Hasta el día aquel que a mis 45 años el destino decidió cambiar su rumbo y me encontré sin querer, sin saber, sin buscarlo en el primer lugar de verdadera Libertad de inclusión en el mundo.

Con una inicial voz de acento correntino un docente decía «Bienvenida a la Mocha Celis, chamiga, vas a empezar por fin tu secundario». Y tras esas palabras, tantos años por mi esperada educación. Sentí sus brazos y las paredes del caluroso lugar que sinceramente en esa bienvenida me abrazaban.

Cómo no querer quedarme en este espacio donde por primera vez en mi adultez mis ojos con lágrimas de una emoción intensa brillaban.

Posteriormente descubrí que mi niñe poeta, aquel que creía muerto, solo se había quedado dormido y volvió a despertarse en el cuaderno que traía en blanco en la primera hora de clase; volví a casa con las hojas cubiertas de textos, poemas y frases.

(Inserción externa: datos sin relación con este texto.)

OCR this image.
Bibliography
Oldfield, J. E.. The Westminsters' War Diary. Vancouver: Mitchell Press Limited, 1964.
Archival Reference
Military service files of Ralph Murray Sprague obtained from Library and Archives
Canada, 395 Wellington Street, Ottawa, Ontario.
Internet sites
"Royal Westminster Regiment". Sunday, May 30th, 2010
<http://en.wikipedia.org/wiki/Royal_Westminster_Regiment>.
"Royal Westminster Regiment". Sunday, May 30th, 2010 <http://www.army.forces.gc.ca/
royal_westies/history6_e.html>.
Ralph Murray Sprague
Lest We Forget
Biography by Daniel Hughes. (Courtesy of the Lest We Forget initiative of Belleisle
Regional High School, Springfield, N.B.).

Finalmente, terminé mi tan esperado secundario y ahora voy en busca de alcanzar mis sueños en la carrera de docente. Hoy puedo afirmarte que solo fracasas si dejas de intentarlo.

Por eso mismo nunca permitas que otrxs te digan cómo ir detrás tus sueños. 

Todo lo que desees puedes lograrlo, todo depende de cuánta resistencia le pongas al esfuerzo y al valor por alcanzarlo.